The French case offers us a very different political system producing a very similar
policy result. As with Germany, the causes may explain more than necessary. The
High/High outcome (Table 1) is certainly what we would expect to find looking
at the interests of key economic actors. French industry, despite striking gains
under the Second Empire and the Cobden-Chevalier Treaty, was certainly less
efficient than that of other “late starters” (Germany and the United States). Hence
manufacturers in heavy industry, in highly capitalized ones, or in particularly
vulnerable ones like textiles had an intense interest in protection. Shippers and
successful exporters opposed it.
Agriculture, as in Germany, had diverse interests. France had no precise equivalent
to the Junkers; even on the biggest farms the soil was better, the labor force freer,
and the owners less likely to be exclusively dependent on the land for income.
Nonetheless, whether large or small, all producing units heavily involved in the
market were hard hit by the drop in prices. The large proportion of quasi-subsistence
farmers, hardly in the market economy, were less affected. The prevalence of
small holdings made modernization easier than in Prussia, but still costly. For
most of the agriculture sector, the path of least resistance was to maintain past
practice behind high tariff walls.
As we would expect, most French producer groups became increasingly
protectionist as prices dropped. In the early 1870s Adolphe Thiers tried to raise
tariffs, largely for revenue purposes but failed. New associations demanded tariff
revision. In 1881, the National Assembly passed the first general tariff measure,
which protected industry more than agriculture. In the same year American meat
products were barred as unhealthy. Sugar received help in 1884, grains and meats
in the tariffs of 1885 and 1887. Finally, broad coverage was given to both agriculture
and industry in the famous Méline Tariff of 1892. Thereafter, tariffs drifted upwards,
culminating in the very high tariff of 1910.
This policy response fits the logic of the political system explanation as well.
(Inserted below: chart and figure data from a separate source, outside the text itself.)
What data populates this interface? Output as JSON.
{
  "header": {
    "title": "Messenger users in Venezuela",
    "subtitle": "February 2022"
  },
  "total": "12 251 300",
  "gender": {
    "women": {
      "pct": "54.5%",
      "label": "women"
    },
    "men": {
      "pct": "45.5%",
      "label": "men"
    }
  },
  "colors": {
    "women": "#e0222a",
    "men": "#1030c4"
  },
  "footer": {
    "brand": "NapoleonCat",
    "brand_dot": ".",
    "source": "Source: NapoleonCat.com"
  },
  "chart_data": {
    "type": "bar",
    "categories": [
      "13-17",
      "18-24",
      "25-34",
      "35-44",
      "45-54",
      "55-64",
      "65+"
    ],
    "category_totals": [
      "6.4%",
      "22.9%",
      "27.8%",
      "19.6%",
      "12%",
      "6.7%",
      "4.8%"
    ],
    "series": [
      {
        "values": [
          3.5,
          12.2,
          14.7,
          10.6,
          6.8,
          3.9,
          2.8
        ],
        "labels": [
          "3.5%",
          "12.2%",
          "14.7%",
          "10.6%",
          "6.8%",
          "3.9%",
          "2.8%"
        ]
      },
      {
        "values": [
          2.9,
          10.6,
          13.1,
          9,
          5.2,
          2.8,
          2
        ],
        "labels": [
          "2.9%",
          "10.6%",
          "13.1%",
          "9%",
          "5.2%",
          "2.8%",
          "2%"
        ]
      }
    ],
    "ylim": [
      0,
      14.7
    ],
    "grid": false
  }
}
Universal suffrage in a society of small property owners favored the protection of
units of production rather than consumer interests. Conflict over nontariff issues,
although severe, did not prevent protectionists from finding each other. Republican,
Royalist, Clerical, and anti-Clerical protectionists broke away from their free trade
homologues to vote the Méline Tariff. Méline and others even hoped to reform
the party system by using economic and social questions to drive out the religious
and constitutional ones. This effort failed but cross-party majorities continued to
coalesce every time the question of protection arose and high tariffs helped reconcile
many conservatives to the Republic.
In France, protection is the result we would expect from the international system
explanation: international political rivalries imposed concern for a domestic food supply
and a rural reservoir of soldiers. As for the economic ideology explanation, ideological
traditions abound with arguments in favor of state intervention. The Cobden-Chevalier
Treaty had been negotiated at the top. The process of approving it generated no mass
commitment to free trade as had the lengthy public battle over the repeal of the Corn
Laws in Britain. The tariffs of the 1880s restored the status quo ante.